Dans cet entretien, l’écrivaine libanaise Hoda Barakat parle des personnages de son roman "Mon maître, mon amour" (Actes Sud, 2007) qui, face à la réalité de la guerre civile au Liban, s’inventent un monde illusoire qui les mène aux frontières du délire…
Wadi’, le personnage de votre roman Mon maître, mon amour est déchiqueté de l’intérieur. D’où puise-t-il sa force pour en être le narrateur?
Hoda Barakat : C’est quelqu’un qui, depuis son enfance, cherche sa propre force. Il a fait le pari de ne pas puiser sa puissance, morale surtout, des valeurs qu’il condamne, auprès des miliciens. Il ne veut pas profiter de la guerre civile pour se faire une place au soleil. Mais, en même temps, il veut exister, il aime la vie, se sentir capable de se défendre. C’est un enfant unique, issu d’une famille pauvre. La pauvreté de ce personnage est un élément essentiel pour dire que, dans une société comme celle d’une guerre civile ou en crise, on est obligé d’inventer sa force, en essayant tout au long d’une vie de se dire "j’ai quand même une morale".
La guerre civile le transforme-t-elle au point où Wadi’ réinvente tout dans son existence ?
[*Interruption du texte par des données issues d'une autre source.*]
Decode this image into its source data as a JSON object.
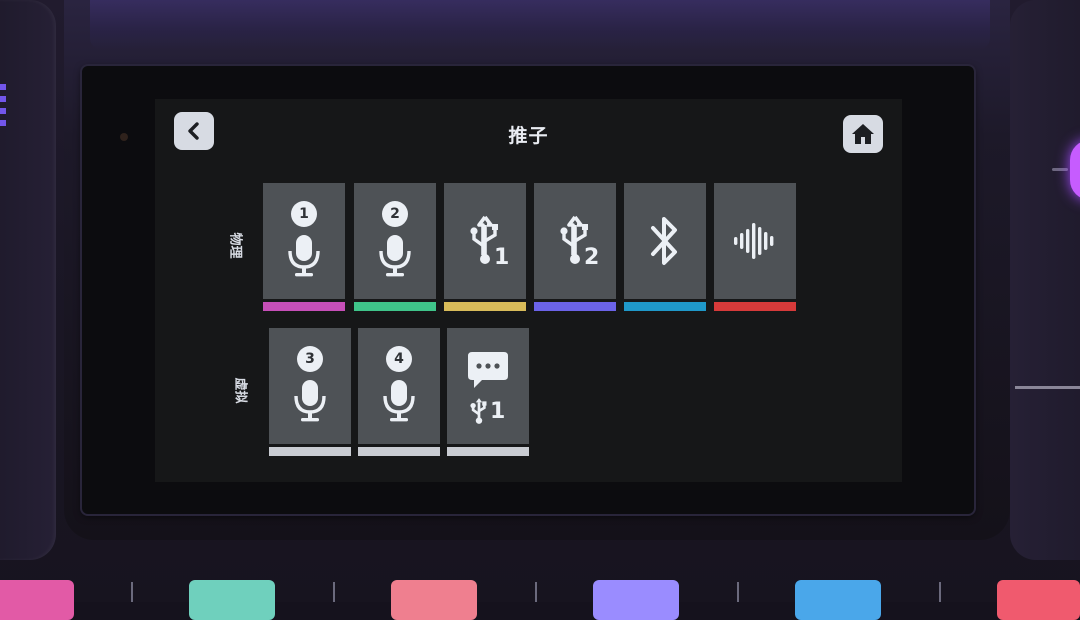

Son désir d’avancer et son amour de la vie sont toujours contrés par la guerre civile. Il va se cogner contre les murs au contact de la réalité ; il va découvrir que sa morale elle-même se modifie. Il se refuse à l’idée d’être un guerrier parce qu’il ne veut pas le devenir en constatant à quel point les miliciens qu’ils voient dans la rue sont des criminels. Dans le même temps, il fait du commerce avec la drogue en se fixant une "morale" : dealer avec un du hashich et non pas avec de cocaïne. Les critères et les structures sociales changent et s’inventent une morale dans la corruption comme si on n’avait plus le choix. C’est en fait la corruption de l’être dans un contexte de guerre. Une implosion.
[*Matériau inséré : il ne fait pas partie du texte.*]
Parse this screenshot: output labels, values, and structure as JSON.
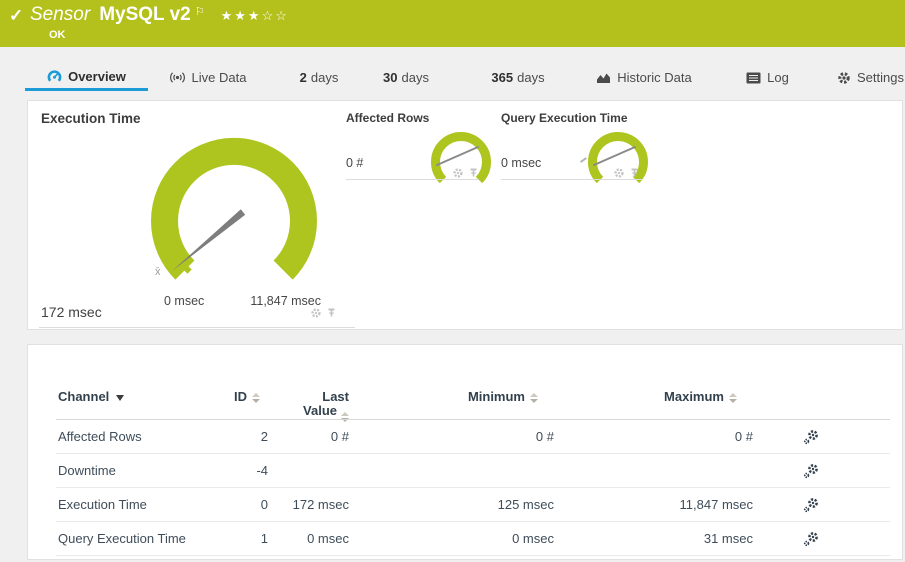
{
  "header": {
    "check_icon": "✓",
    "type_label": "Sensor",
    "sensor_name": "MySQL v2",
    "flag_icon": "⚐",
    "stars_filled": "★★★",
    "stars_empty": "☆☆",
    "status": "OK"
  },
  "tabs": [
    {
      "label": "Overview",
      "active": true
    },
    {
      "label": "Live Data"
    },
    {
      "num": "2",
      "label": "days"
    },
    {
      "num": "30",
      "label": "days"
    },
    {
      "num": "365",
      "label": "days"
    },
    {
      "label": "Historic Data"
    },
    {
      "label": "Log"
    },
    {
      "label": "Settings"
    }
  ],
  "gauges": {
    "execution_time": {
      "title": "Execution Time",
      "value": "172 msec",
      "min_label": "0 msec",
      "max_label": "11,847 msec",
      "avg_marker": "x̄"
    },
    "affected_rows": {
      "title": "Affected Rows",
      "value": "0 #"
    },
    "query_execution_time": {
      "title": "Query Execution Time",
      "value": "0 msec"
    }
  },
  "channel_table": {
    "headers": {
      "channel": "Channel",
      "id": "ID",
      "last_value": "Last Value",
      "minimum": "Minimum",
      "maximum": "Maximum"
    },
    "rows": [
      {
        "channel": "Affected Rows",
        "id": "2",
        "last_value": "0 #",
        "minimum": "0 #",
        "maximum": "0 #"
      },
      {
        "channel": "Downtime",
        "id": "-4",
        "last_value": "",
        "minimum": "",
        "maximum": ""
      },
      {
        "channel": "Execution Time",
        "id": "0",
        "last_value": "172 msec",
        "minimum": "125 msec",
        "maximum": "11,847 msec"
      },
      {
        "channel": "Query Execution Time",
        "id": "1",
        "last_value": "0 msec",
        "minimum": "0 msec",
        "maximum": "31 msec"
      }
    ]
  },
  "colors": {
    "ok_green": "#b4c11c",
    "gauge_green": "#adc51e",
    "accent_blue": "#1d9bd6"
  }
}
Le texte s’ouvre avec des dialogues qui disparaissent au profit des soliloques. Pourquoi ?
Quand on a un peu d’espoir, des amis, des collègues, des frères, on communique et quand tout cela commence à tomber, c’est là que l’amertume commence à effriter le personnage de l’intérieur. Il continue tout de même à lutter, à se persuader que c’est cela la réalité. Il s’invente une autre réalité qui a va être la sienne. Pour Wadi’, c’est toujours, un itinéraire de chute continue. Il va être confronté à un mécanisme d’effritement plus que d’implosion ou de basculement.
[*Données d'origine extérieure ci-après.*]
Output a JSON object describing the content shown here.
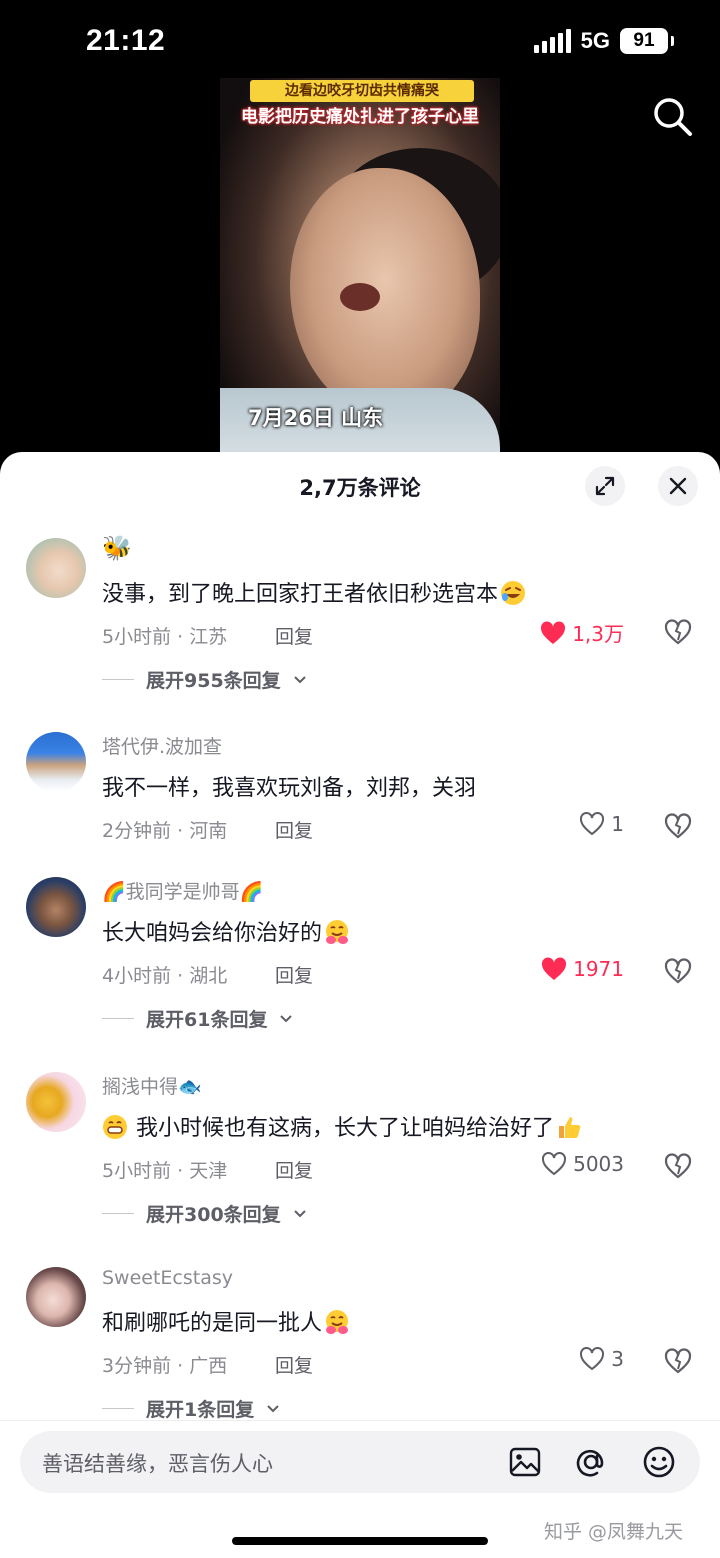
{
  "status_bar": {
    "time": "21:12",
    "network": "5G",
    "battery": "91"
  },
  "video": {
    "caption_top": "边看边咬牙切齿共情痛哭",
    "caption_main": "电影把历史痛处扎进了孩子心里",
    "date_tag": "7月26日 山东",
    "search_icon": "search-icon"
  },
  "comments_panel": {
    "title": "2,7万条评论",
    "expand_icon": "expand-icon",
    "close_icon": "close-icon",
    "reply_label": "回复",
    "comments": [
      {
        "name": "🐝",
        "text": "没事，到了晚上回家打王者依旧秒选宫本",
        "emoji": "rofl",
        "time_location": "5小时前 · 江苏",
        "likes": "1,3万",
        "liked": true,
        "replies": "展开955条回复"
      },
      {
        "name": "塔代伊.波加查",
        "text": "我不一样，我喜欢玩刘备，刘邦，关羽",
        "time_location": "2分钟前 · 河南",
        "likes": "1",
        "liked": false
      },
      {
        "name_prefix": "🌈",
        "name": "我同学是帅哥",
        "name_suffix": "🌈",
        "text": "长大咱妈会给你治好的",
        "emoji": "hug",
        "time_location": "4小时前 · 湖北",
        "likes": "1971",
        "liked": true,
        "replies": "展开61条回复"
      },
      {
        "name": "搁浅中得",
        "name_suffix": "🐟",
        "text": "我小时候也有这病，长大了让咱妈给治好了",
        "emoji_pre": "grin",
        "emoji": "thumbs-up",
        "time_location": "5小时前 · 天津",
        "likes": "5003",
        "liked": false,
        "replies": "展开300条回复"
      },
      {
        "name": "SweetEcstasy",
        "text": "和刷哪吒的是同一批人",
        "emoji": "hug",
        "time_location": "3分钟前 · 广西",
        "likes": "3",
        "liked": false,
        "replies": "展开1条回复"
      }
    ]
  },
  "input_bar": {
    "placeholder": "善语结善缘，恶言伤人心",
    "icons": [
      "image-icon",
      "at-icon",
      "emoji-icon"
    ],
    "watermark": "知乎 @凤舞九天"
  },
  "colors": {
    "like_red": "#fe2c55",
    "text": "#161823",
    "secondary": "#8a8b91",
    "sheet_bg": "#ffffff"
  }
}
Mais il devient tout de même un bourreau. N’y a-t-il un refus de votre part de le voir comme tel ?
Toute son histoire repose sur cette enfance où la mère est morte de pauvreté, de faiblesse ; sur la haine pour son père parce qu’il ne lui a légué que ce manque de présence dans une société où l’être n’existe que par la puissance, qu’elle soit collective surtout, ou celle du groupe
La force individuelle est presque impossible. C’est pourquoi Wadi’ va former un gang dont il va devenir le caïd. Mais il va se rendre compte avec quelle facilité Rodéo et les autres membres du gang vont le lâcher car il n’est pas assez corrompu, il n’est pas à la hauteur de la corruption qui existe autour de lui. C’est la lutte de l’individu qui est perdue d’avance, même quand il lui arrive de faire des concessions. Ce n’est pas lui qui tue l’oncle de sa femme, pourtant il s’octroie cet acte comme pour évacuer ce désir de vengeance et de violence inouïe qui l’habite quand il va constater ses échecs. Dans le dernier passage du roman où c’est son épouse Samia qui parle, cette dernière lui dit : "Tu n’as même pas été un vrai caïd ; tu t’es construit un monde fictif et c’est pourquoi je t’aime car tu as été faible et tu l’as toujours été. Tu ne pouvais même pas supporter le fait de reconnaître que je me prostitue pour te faire vivre, par amour." Mais tout cela, on ne le découvre pas seulement dans ce passage car, en faisant attention à la lecture du roman, cela se révèle déjà depuis qu’il a essayé de fuir la réalité…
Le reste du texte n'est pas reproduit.